The whole implementation for this tradition parser, together with the Jupyter pocket book with detailed explanations and the ml-container-creator deployment venture, is accessible within the companion GitHub repository.

Conclusion

Constructing {custom} mannequin parsers for Strands brokers helps customers to leverage totally different LLM deployments on SageMaker, no matter its response format.

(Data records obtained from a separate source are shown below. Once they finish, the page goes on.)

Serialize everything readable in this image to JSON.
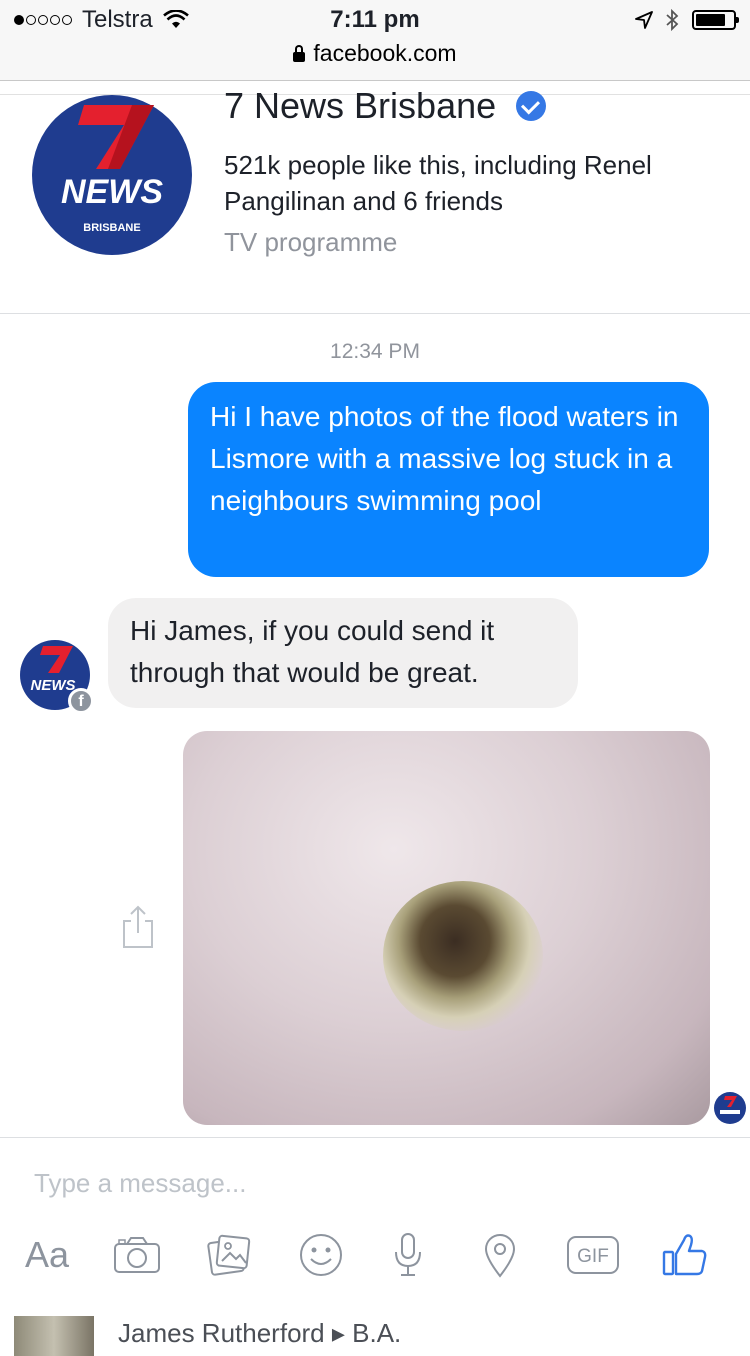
{
  "status_bar": {
    "carrier": "Telstra",
    "time": "7:11 pm",
    "signal_bars_filled": 1,
    "signal_bars_total": 5
  },
  "browser": {
    "url": "facebook.com"
  },
  "page": {
    "name": "7 News Brisbane",
    "likes_text": "521k people like this, including Renel Pangilinan and 6 friends",
    "category": "TV programme",
    "logo": {
      "top_text": "7",
      "main_text": "NEWS",
      "sub_text": "BRISBANE"
    }
  },
  "conversation": {
    "timestamp": "12:34 PM",
    "messages": [
      {
        "from": "user",
        "text": "Hi I have photos of the flood waters in Lismore with a massive log stuck in a neighbours swimming pool"
      },
      {
        "from": "page",
        "text": "Hi James, if you could send it through that would be great."
      }
    ]
  },
  "composer": {
    "placeholder": "Type a message...",
    "tools": [
      "text-format-icon",
      "camera-icon",
      "gallery-icon",
      "emoji-icon",
      "microphone-icon",
      "location-icon",
      "gif-icon",
      "like-icon"
    ],
    "aa_label": "Aa",
    "gif_label": "GIF"
  },
  "feed_peek": {
    "text": "James Rutherford ▸ B.A."
  },
  "colors": {
    "outgoing_bubble": "#0a84ff",
    "incoming_bubble": "#f1f0f0",
    "logo_blue": "#1f3c8f",
    "logo_red": "#e4202e",
    "verified_blue": "#3578e5",
    "like_blue": "#3578e5"
  }
}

By extending SageMakerAIModel and implementing the stream() methodology, you may combine custom-hosted fashions whereas sustaining the clear agent interface of Strands.

Key takeaways:

  1. awslabs/ml-container-creator simplifies SageMaker BYOC deployments with production-ready infrastructure code
  2. Customized parsers bridge the hole between mannequin server response codecs and Strands expectations
  3. The stream() methodology is the vital integration level for {custom} suppliers

In regards to the authors

Dan Ferguson is a Sr. Options Architect at AWS, primarily based in New York, USA. As a machine studying providers skilled, Dan works to help clients on their journey to integrating ML workflows effectively, successfully, and sustainably.